The question is: just how reliable and thorough are these methods? As a physician and naturopath who has been using energetic medicine for nearly thirty years, I have over time amassed numerous experiences and insights, consisting (as so often in life) mainly of painful disappointments and costly mistakes—these I either committed myself or I was forced to watch as colleagues committed them. I would like to save the reader this “tuition” in the ‘School of Hard Knocks’ by sharing my own experiences when dealing with certain critical aspects of energetic medicine. However, I’d like to emphasize right at the outset that it is by no means my intention to discredit any particular procedure or its adherents, but rather to encourage the reader to think about these issues critically and rationally.
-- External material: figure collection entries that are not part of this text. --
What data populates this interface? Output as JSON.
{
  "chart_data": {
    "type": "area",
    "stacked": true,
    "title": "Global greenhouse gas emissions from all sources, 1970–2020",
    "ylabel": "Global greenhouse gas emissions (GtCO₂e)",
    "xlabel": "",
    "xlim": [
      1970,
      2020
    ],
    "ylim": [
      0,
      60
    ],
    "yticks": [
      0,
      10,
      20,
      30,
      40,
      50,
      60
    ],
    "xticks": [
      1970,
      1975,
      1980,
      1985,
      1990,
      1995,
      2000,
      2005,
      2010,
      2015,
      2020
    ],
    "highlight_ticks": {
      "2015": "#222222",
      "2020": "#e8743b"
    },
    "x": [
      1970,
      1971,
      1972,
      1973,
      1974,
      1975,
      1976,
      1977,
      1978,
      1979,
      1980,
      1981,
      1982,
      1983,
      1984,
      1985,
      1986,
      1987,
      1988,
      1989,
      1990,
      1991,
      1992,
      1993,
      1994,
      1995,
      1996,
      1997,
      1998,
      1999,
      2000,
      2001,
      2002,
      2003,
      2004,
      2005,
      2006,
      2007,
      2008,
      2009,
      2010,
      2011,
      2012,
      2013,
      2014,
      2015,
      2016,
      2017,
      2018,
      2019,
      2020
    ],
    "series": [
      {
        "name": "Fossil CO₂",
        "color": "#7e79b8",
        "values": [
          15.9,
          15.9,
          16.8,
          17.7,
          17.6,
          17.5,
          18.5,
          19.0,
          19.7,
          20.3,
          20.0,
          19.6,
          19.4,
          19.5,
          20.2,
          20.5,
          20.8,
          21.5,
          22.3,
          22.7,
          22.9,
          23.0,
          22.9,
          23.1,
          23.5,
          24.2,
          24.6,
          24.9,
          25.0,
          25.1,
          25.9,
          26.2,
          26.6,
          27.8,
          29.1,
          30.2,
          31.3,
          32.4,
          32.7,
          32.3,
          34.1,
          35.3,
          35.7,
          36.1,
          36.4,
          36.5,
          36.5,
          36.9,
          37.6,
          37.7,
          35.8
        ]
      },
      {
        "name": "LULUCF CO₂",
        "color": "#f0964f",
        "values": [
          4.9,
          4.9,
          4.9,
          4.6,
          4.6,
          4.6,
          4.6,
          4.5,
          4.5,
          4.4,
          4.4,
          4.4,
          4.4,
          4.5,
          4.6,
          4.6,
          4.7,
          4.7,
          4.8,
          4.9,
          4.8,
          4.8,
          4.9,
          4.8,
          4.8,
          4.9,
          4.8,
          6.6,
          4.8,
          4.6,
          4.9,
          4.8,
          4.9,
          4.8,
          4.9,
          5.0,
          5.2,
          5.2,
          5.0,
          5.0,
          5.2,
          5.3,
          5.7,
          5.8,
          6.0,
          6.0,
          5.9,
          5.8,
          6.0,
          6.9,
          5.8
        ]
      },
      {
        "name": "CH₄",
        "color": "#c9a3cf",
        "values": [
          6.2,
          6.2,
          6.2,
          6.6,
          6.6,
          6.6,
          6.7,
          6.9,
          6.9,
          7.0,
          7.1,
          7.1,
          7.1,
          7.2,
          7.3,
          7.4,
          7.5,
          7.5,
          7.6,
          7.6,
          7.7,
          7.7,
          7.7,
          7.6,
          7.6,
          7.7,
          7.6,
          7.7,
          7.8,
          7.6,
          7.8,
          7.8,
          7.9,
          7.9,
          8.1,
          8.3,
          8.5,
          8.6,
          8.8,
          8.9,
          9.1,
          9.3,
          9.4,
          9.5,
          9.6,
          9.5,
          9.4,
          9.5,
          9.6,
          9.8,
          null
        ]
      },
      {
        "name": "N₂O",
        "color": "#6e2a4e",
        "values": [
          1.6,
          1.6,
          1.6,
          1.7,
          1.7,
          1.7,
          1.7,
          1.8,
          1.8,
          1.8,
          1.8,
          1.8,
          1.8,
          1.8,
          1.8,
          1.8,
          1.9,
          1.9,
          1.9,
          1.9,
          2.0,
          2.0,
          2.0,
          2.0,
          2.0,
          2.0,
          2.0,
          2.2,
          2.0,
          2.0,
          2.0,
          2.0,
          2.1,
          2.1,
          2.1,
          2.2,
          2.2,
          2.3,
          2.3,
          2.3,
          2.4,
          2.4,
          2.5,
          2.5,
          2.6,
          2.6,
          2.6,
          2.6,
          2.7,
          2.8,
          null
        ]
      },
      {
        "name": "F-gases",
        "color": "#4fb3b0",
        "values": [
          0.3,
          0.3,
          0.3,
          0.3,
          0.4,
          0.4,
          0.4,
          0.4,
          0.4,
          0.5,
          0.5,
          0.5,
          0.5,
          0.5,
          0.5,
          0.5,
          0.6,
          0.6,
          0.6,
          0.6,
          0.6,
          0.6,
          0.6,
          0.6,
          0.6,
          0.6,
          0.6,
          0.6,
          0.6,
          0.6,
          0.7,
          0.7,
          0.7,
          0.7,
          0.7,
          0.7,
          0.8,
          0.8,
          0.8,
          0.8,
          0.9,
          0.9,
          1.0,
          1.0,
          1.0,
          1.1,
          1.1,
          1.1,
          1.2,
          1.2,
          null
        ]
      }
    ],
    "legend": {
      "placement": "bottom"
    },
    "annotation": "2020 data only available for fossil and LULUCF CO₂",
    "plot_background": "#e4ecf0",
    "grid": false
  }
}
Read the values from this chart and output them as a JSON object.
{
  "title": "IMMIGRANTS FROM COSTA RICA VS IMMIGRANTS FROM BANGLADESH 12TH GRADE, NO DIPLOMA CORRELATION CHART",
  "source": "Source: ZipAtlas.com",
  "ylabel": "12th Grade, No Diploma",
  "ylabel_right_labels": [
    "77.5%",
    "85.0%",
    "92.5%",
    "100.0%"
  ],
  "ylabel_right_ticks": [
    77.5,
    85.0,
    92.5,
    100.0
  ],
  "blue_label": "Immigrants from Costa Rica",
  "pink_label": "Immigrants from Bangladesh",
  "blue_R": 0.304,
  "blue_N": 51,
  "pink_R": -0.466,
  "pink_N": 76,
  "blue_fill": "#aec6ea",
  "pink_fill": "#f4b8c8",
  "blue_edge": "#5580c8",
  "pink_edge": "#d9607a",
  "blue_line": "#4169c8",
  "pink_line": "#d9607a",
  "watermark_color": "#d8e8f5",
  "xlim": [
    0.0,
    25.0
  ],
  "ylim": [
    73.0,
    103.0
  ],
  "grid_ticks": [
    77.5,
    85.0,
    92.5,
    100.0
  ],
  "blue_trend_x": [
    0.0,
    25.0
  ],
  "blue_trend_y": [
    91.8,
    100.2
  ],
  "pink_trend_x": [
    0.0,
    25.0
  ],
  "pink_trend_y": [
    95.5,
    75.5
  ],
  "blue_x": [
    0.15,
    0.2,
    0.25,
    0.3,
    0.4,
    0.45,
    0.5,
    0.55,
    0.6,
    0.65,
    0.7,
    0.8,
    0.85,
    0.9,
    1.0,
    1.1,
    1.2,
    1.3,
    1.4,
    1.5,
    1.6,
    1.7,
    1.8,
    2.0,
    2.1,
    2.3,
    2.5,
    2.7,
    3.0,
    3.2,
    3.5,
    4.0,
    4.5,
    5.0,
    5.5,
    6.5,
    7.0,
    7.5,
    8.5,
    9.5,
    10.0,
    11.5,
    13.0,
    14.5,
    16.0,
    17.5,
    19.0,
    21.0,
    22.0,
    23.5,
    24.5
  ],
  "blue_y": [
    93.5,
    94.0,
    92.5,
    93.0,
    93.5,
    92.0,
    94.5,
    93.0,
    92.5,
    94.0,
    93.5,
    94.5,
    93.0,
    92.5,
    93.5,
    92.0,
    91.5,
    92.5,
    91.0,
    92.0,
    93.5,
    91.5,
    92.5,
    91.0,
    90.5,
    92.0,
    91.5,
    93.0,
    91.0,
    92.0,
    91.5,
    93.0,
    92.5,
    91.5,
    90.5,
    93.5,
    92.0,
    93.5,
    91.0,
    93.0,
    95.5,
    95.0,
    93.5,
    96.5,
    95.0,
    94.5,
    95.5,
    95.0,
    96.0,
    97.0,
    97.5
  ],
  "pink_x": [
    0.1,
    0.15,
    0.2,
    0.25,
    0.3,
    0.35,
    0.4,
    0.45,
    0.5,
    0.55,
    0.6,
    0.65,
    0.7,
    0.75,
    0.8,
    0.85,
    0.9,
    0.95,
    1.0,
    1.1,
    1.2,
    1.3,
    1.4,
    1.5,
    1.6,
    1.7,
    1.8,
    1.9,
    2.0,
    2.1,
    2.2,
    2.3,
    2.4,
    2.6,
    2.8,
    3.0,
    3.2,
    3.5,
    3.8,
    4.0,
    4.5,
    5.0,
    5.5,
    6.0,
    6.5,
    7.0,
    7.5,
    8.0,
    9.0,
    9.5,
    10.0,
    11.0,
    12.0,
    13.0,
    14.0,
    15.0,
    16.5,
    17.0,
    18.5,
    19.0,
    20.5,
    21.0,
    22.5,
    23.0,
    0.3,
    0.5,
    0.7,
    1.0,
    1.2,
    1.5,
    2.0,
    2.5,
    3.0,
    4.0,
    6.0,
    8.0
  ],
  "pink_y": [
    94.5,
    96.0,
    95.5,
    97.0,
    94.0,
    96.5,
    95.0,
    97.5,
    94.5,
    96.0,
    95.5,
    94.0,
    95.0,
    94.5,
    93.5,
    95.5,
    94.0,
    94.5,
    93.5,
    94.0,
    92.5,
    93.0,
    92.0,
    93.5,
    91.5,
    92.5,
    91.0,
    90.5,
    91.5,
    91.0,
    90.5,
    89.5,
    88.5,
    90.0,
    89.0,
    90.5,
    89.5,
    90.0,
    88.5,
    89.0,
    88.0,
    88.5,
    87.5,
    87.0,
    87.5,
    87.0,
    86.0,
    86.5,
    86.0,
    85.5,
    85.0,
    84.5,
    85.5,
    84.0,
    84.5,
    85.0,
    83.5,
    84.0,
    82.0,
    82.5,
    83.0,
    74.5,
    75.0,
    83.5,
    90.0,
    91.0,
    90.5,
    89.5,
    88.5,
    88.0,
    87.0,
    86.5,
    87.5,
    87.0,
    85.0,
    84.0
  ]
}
Later on, I will talk about how to separate the wheat from the chaff.
Let me approach the topic with an example involving geopathic stress zones, and what is known as shielding. This involves what proponents claim is the neutralization of geopathogenic radiation by means of shielding mats, pyramid energy, minerals, magnets, interference suppressor chips, and copper wire, as well as certain symbols, such as Egyptian stones (see Figure 1, an illustration of positive-polarity pyramid stones). Using testing procedures such as kinesiology, Nogier’s pulse diagnostics, one-handed rod and the like, it can be demonstrated that when the shielding device is used, the harmful radiation seems to vanish like magic—because in fact the rod no longer dips, or some other diagnostic test is now negative. The diviner who applied the shielding device then claims to have eliminated the problem.
However, the harmful geo-radiation is still present—and in fact the illness is often reinforced by lying on a shielded bed, because the shielding gradually builds up a charge that can eventually cause severe long-term damage (including cancer). As fate would have it, I happen to know two very well-known naturopaths (who shall remain anonymous) that have just these kinds of diseases, who for some time had recommended these shields to their patients and in articles—and who had, unfortunately, themselves used them. In another case, I attribute the cancer death of a renowned spiritual teacher to his use of shielding mats. I looked into his case posthumously and I, reluctantly, had to report to his widow, just a few days ago, that his bedroom’s highly aggressive geopathy was not only not eliminated by the shielding mats, but was in fact reinforced by them. Thus, the problem with shielding is that it suppresses a rod dip—but nothing about the actual problem has changed.